Four years later, plotters made two attempts to assassinate Hitler. Both attempts were foiled, the first by an Allied air raid, the second because the bomb failed to explode. Hitler escaped unaware that anyone was plotting against him. Von Stauffenberg’s attempt followed in 1944.
Mr. Wolfe offered several reasons for the delay in mounting another assassination attempt. Of course, Hitler was very well protected, but “there was difficulty of communication among conspirators in a police state where everyone was under constant surveillance,” Mr. Wolfe said. There was also “the heinous Nazi practice of taking kith and kin hostage,” and it was almost unthinkable for a soldier to breach his “unconditional oath of loyalty to the head of state,” he added.
Not only was the resistance slow in getting organized, but it also remained small. Dr. Milton attributed this to a German desire for conformity and the “ruthless and systematic nature of Nazi surveillance and repression that eliminated most possibilities of domestic opposition.
“By June 1933 the political opposition was driven underground and paralyzed by mass arrests,” she said.
The remaining opposition was never able to dent the general passivity and even popular support for Nazi policies within the Reich. Like political resistance, helping Jews was a criminal offense in Nazi Germany, Dr. Milton explained in her paper, “With a Touch of Compassion.” Once the war began, she said, resistance to the Nazi regime was considered treason.

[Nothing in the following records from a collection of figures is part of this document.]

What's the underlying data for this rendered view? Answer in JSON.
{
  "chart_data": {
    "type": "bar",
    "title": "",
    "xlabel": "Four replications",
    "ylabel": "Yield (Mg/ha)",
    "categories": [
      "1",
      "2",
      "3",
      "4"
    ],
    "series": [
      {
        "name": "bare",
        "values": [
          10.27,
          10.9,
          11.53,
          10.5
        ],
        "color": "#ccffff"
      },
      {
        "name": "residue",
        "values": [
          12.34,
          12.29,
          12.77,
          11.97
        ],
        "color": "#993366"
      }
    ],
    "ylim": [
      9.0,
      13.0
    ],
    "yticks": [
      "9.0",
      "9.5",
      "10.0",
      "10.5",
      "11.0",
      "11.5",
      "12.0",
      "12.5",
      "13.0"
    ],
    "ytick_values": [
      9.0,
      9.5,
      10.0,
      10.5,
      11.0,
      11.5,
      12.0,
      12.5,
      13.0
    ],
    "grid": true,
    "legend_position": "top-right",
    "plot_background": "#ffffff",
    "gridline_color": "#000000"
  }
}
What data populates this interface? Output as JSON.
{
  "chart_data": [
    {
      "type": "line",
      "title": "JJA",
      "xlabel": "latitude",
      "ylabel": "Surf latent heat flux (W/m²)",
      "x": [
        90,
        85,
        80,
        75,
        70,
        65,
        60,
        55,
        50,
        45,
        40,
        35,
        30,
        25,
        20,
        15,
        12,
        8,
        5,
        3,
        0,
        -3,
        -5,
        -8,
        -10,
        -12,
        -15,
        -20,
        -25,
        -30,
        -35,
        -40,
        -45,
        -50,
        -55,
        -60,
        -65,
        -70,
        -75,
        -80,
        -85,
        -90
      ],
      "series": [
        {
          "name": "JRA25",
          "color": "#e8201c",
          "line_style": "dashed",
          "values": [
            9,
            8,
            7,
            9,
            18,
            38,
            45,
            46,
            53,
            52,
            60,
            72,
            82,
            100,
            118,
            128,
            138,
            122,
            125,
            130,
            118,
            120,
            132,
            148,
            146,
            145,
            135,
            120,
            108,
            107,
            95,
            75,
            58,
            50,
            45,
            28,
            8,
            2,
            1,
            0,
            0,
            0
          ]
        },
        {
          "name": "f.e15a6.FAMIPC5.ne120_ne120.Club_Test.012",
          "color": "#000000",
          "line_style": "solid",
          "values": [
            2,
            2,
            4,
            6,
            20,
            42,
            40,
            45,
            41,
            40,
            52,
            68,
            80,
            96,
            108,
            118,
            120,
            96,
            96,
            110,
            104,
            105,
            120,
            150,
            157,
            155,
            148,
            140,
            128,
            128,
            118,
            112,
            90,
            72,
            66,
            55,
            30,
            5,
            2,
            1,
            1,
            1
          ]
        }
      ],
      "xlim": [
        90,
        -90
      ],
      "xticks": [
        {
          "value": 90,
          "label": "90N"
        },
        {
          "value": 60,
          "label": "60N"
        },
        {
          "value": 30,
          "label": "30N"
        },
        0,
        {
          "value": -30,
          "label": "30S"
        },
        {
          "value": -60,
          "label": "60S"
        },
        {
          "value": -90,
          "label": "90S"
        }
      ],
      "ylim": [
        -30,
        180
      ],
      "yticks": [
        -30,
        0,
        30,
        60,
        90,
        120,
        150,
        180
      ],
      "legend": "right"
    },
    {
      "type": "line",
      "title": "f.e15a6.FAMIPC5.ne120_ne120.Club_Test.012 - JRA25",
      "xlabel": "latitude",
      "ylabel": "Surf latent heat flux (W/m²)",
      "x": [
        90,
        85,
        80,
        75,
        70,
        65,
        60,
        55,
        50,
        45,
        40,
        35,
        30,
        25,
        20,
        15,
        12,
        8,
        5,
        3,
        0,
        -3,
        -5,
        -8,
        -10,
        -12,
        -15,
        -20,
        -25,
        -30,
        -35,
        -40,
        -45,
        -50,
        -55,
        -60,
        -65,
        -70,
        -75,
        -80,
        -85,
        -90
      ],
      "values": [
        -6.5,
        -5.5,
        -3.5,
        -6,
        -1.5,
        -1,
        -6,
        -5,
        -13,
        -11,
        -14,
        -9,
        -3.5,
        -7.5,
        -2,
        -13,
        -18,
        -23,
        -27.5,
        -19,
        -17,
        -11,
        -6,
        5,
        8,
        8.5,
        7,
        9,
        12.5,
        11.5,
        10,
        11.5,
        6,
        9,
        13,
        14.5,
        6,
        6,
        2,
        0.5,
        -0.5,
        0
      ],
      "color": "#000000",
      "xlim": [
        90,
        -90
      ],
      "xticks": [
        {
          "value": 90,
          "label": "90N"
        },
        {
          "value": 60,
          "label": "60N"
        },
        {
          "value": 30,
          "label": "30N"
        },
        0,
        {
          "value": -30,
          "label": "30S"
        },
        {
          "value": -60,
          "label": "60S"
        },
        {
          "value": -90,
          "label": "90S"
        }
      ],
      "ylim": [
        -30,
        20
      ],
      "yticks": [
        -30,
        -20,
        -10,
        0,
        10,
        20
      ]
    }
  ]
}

Just as political opponents were jailed, Jews were also arrested openly, without any significant resistance from non- Jews. However, a small number of people resisted the Nazis by hiding and helping Jews.
“As the war ground on, Germans began to realize they had been duped by Hitler. They also realized they had failed morally because they had lacked the courage to stop him,” Ambassador Stabreit said.
Had the July 20 plot succeeded, he continued, millions of Nazi victims and, in particular, Jews would have lived.
For those who did choose to resist, he said, “it is hard to imagine how isolated they must have felt, having been rejected by the Allies and labeled traitors [by fellow Germans].”